Si certaines sont d’ordre éthique, l’une des questions soulevées ne manque pas de poser la problématique des rôles dévolus aux philanthropes vis à vis des États. En effet, en période de crise budgétaire ou d’instabilité politique, des secteurs entiers peuvent être délaissés par les gouvernements.

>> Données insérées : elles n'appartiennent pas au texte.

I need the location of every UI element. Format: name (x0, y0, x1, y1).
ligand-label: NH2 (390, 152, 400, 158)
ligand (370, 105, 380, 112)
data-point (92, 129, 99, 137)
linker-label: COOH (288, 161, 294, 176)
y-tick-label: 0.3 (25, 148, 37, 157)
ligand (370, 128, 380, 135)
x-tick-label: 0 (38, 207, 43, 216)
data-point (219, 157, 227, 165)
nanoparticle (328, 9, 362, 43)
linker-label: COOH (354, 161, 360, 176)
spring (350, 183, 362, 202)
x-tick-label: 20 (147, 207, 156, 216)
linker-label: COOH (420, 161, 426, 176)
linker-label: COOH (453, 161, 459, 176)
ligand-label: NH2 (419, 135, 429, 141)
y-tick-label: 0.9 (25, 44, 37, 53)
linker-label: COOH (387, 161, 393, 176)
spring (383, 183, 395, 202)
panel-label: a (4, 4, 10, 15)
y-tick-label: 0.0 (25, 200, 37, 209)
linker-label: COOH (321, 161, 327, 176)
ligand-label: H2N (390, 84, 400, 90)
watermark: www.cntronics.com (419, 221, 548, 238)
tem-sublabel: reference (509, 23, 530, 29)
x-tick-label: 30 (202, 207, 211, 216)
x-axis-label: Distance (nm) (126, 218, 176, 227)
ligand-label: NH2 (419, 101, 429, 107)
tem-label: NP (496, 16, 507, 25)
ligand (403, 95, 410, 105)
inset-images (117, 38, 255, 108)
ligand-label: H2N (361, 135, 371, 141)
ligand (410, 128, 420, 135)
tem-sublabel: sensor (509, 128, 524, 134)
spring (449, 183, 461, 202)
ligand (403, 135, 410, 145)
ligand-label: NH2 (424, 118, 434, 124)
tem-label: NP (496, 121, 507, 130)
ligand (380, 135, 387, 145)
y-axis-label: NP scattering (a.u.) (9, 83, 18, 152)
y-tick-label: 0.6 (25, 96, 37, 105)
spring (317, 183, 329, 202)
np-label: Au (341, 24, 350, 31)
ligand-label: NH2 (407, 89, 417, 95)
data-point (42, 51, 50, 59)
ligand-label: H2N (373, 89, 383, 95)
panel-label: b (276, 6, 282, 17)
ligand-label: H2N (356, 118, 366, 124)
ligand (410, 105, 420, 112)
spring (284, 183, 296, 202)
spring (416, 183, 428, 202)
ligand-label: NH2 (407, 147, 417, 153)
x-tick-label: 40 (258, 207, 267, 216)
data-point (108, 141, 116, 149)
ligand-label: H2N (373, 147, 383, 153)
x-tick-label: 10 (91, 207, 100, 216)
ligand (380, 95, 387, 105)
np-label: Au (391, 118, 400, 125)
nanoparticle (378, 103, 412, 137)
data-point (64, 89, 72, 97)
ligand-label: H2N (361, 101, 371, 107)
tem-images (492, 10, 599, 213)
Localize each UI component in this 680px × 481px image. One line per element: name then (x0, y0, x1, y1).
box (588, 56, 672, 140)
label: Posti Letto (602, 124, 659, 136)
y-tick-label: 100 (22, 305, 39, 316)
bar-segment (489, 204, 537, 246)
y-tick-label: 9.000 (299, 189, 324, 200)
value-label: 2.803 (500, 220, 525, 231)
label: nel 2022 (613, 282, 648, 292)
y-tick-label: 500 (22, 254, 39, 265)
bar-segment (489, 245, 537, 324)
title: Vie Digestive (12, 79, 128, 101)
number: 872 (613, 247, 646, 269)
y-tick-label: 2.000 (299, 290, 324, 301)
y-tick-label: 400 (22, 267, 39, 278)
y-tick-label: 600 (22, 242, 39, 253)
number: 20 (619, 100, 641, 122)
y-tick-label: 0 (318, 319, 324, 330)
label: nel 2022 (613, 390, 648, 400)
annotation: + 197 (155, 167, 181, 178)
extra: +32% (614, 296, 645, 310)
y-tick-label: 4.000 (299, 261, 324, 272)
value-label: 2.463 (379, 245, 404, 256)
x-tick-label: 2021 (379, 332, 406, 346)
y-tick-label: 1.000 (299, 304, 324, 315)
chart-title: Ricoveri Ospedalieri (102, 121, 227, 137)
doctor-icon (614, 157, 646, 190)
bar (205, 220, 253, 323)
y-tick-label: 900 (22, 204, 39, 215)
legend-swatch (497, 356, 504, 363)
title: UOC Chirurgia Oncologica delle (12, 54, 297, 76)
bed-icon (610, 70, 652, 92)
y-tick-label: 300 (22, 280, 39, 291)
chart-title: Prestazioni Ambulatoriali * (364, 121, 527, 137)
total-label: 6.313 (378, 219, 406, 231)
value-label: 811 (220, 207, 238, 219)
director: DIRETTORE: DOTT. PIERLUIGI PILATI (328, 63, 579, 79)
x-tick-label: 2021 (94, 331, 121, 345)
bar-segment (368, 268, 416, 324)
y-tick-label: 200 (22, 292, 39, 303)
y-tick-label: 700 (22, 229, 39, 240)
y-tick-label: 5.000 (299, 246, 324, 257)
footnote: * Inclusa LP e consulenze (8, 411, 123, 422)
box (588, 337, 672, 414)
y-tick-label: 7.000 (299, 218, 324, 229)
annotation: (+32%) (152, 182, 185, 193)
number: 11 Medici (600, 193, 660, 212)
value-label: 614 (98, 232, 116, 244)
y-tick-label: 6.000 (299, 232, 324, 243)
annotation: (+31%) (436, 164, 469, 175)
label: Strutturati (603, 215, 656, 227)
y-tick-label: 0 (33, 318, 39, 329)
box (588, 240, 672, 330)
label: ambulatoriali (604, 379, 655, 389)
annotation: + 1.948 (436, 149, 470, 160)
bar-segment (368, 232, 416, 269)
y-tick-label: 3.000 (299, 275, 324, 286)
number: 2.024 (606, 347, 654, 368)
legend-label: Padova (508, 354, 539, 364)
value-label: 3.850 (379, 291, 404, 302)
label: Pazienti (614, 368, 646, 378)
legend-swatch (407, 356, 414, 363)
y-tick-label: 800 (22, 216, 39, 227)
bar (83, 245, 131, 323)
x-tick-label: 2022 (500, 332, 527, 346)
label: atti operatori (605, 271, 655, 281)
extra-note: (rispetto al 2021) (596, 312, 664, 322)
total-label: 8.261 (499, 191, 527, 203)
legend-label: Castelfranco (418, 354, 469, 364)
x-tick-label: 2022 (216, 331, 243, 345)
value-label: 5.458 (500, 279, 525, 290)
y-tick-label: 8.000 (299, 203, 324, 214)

C’est alors que les philanthropes interviennent pour pallier ces carences selon certains, pour s’immiscer et orienter une politique selon les détracteurs.
Dans le cas de la fondation Gates, ce sont les dons effectués à l’OMS (250 millions d’euros en 2016, qui en font le deuxième donateur après les États-Unis) qui soulèvent quelques interrogations : alors que 80 % du budget de l’Organisation mondiale de la santé provient de donations privées, la question d’une certaine orientation de ses priorités est en mesure de se poser.
Créer un cercle vertueux
Loin de ces polémiques, les millionnaires français éprouvent eux aussi, depuis quelques années, le besoin de redistribuer une partie de leur richesse. Très impliqué dans la promotion du mécénat et de la philanthropie, l’homme d’affaires Alexandre Mars figure parmi le Top 20 des philanthropes les plus influents de moins de 40 ans et finance, avec ses propres fonds, sa fondation Epic à hauteur de deux millions d’euros par an.
Si le système fiscal français ne permet pas de franchir certaines limites de donations, deux grands patrons ont néanmoins tenté de lancer une campagne ressemblant fortement au Giving Pledge américain. Le 3 décembre 2018, Serge Weinberg, président du conseil d’administration de Sanofi, et Denis Duverne, qui exerce les mêmes fonctions au sein d’Axa, ont lancé un appel au don en direction des plus fortunés. 40 signataires les ont rejoints dans les 24 heures suivantes, s’engageant à faire don de 10 % de leur patrimoine. Rejoignant ainsi d’autres grands philanthropes français, tels que Pierre Omidyar ou Bernard Arnault.